Why can’t we embrace the achievements of the Indian diaspora?

An interesting discussion broke out when Prof. Sriram posted the news of Prof. Nitin Nohria being appointed as the new dean at the Harvard Business School. I thought an emotion-laden argument to be rebutted.

we feel proud when ‘one of us’ heads foreign organisations. is it because we feel accepted by the erstwhile colonists? Is that very stark, dark, harsh truth that a new appointment at IIM or even ICT, a story equally interesting, equally filled with strife and overcoming barriers, doesn’t make the newspapers. We identity with Dr. Nohria as one of us. He inspires us. We talk about him. We put his news on our fb walls. Not because he is dean of a business school. But its Harvard, oh and a phd from MIT an indian who has been tendered global acceptance as one endowed with intelligence. Are we still insecure?  How many shilpa shetty’s winning Big Brother UKs will make the headlines. Why can’t we look within ourselves to seek inspiration. Maybe, that’s why indian’s loose a handsome chunk of its talent to countries like the US. Coz u may be smart, but hey, do u have a degree from harvard? only then, are we talking.
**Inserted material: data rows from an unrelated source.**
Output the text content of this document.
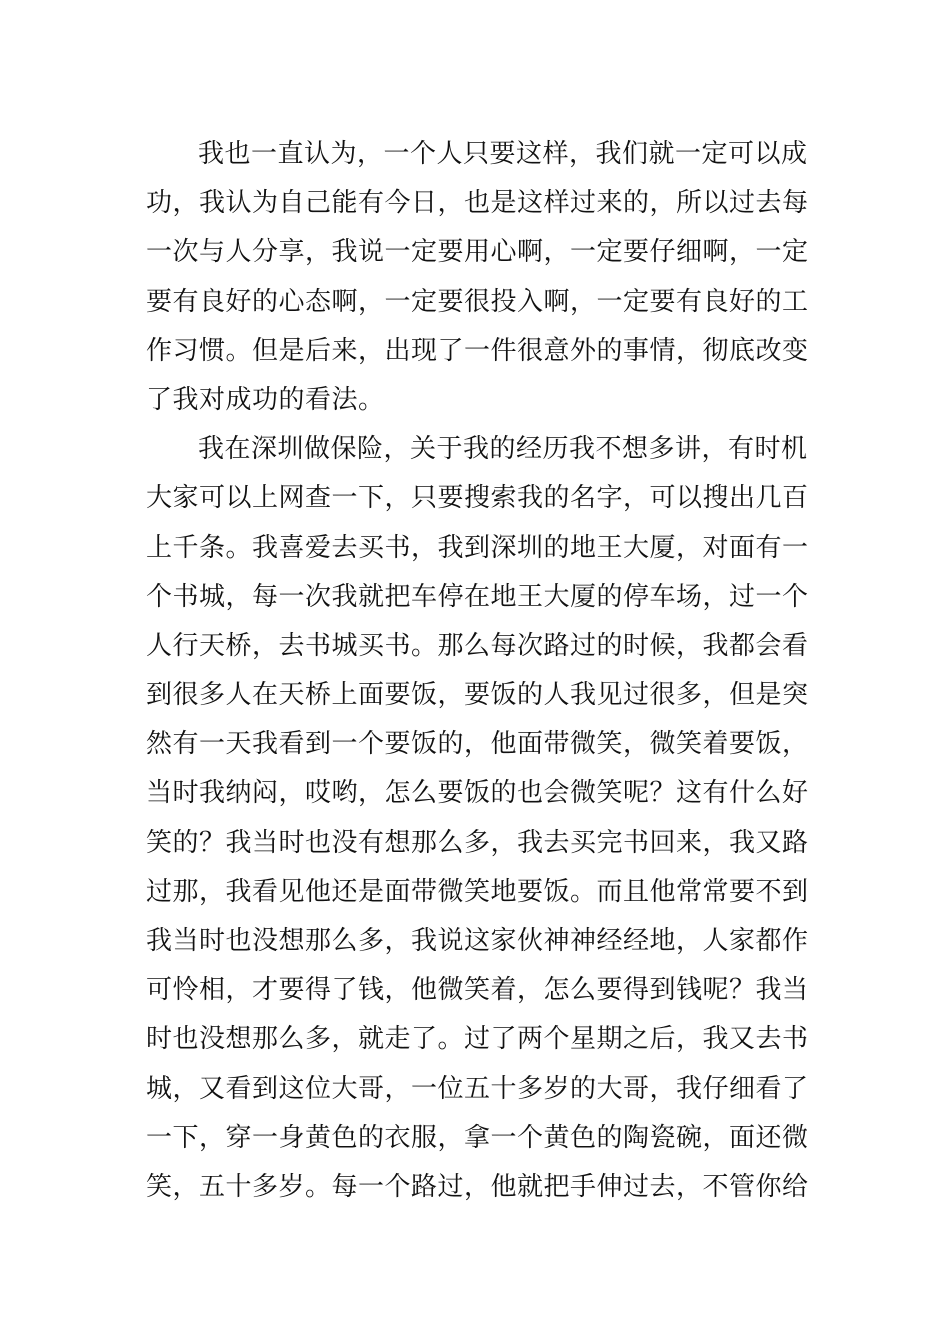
我也一直认为，一个人只要这样，我们就一定可以成
功，我认为自己能有今日，也是这样过来的，所以过去每
一次与人分享，我说一定要用心啊，一定要仔细啊，一定
要有良好的心态啊，一定要很投入啊，一定要有良好的工
作习惯。但是后来，出现了一件很意外的事情，彻底改变
了我对成功的看法。
我在深圳做保险，关于我的经历我不想多讲，有时机
大家可以上网查一下，只要搜索我的名字，可以搜出几百
上千条。我喜爱去买书，我到深圳的地王大厦，对面有一
个书城，每一次我就把车停在地王大厦的停车场，过一个
人行天桥，去书城买书。那么每次路过的时候，我都会看
到很多人在天桥上面要饭，要饭的人我见过很多，但是突
然有一天我看到一个要饭的，他面带微笑，微笑着要饭，
当时我纳闷，哎哟，怎么要饭的也会微笑呢？这有什么好
笑的？我当时也没有想那么多，我去买完书回来，我又路
过那，我看见他还是面带微笑地要饭。而且他常常要不到
我当时也没想那么多，我说这家伙神神经经地，人家都作
可怜相，才要得了钱，他微笑着，怎么要得到钱呢？我当
时也没想那么多，就走了。过了两个星期之后，我又去书
城，又看到这位大哥，一位五十多岁的大哥，我仔细看了
一下，穿一身黄色的衣服，拿一个黄色的陶瓷碗，面还微
笑，五十多岁。每一个路过，他就把手伸过去，不管你给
but it us who appreciate HBS more than an IIM-A (getting into which is def more difficult)

Americans were not our colonists. The fact that an Indian genius has been recognised in a place full of geniuses is the achievement we are glad to hear. We are not trying to feel accepted but simply proud that someone has achieved it and someday even we can.

Where is the novelty in an Indian heading an Indian institute? And it does make a story, just not the front page. It’s how the media works because that’s how people consume information. Of course, if a foreigner became a head of an institute, it will attract the media but the reaction of us Indians would be hostile. We will question the decision of the institute. Could they not find an able Indian to do the same job? This sort of ill-suited patriotism makes no sense to me.

Someone pointed out correctly that “even if getting into IIMA is 1000x difficult than to get into HBS, it is sheer numbers…its the quality of candidates competing for the position that matters. Merit is EVERYTHING”

And this brings me to my real problem. Although, meritocracy can exist only in a Utopian world, US & UK are so much more meritocratic than India. No one seems to argue that so many of the geniuses in the Indian diaspora would not have made it had they stayed in India. It isn’t fair to condemn the people who took up opportunities to achieve something away from their country. Why is it wrong to achieve something for humanity (Venky’s Nobel prize)? Do we have to be patriotic ALL the time and work only for India? Our problems are not going to go away by attacking these people.

I am not trying to say that we should all run away and not do anything about our political system or corruption or our literacy levels.  But not everyone is good at changing the system. Why are we forcing everyone to start at the grass-roots? It requires a different skill set.

We cannot force all these geniuses to bend themselves so that they can fix our broken system. These problems can be attacked in multiple ways.  People who achieve positions like Nohria can advise our politicians or businessmen, people who achieve monetary success (Mittal) can influence entrepreneurs or fund NGOs or create markets for Indian companies, people who attain fame (Vikram Seth) contribute to the image of Indians (soft power)… the list goes on.

Then why do we want everyone to be single-minded in their approach to better our nation? Why can’t we celebrate plurality in our idols?  Why can’t we embrace the achievements of the Indian diaspora?

3 thoughts on “Why can’t we embrace the achievements of the Indian diaspora?”

  1. Good one.
    One can do for one’s country from another country too.
    We, Indians, Have this wonderful habit of dispensing disparaging remarks and not celebrating the success of fellow-Indians.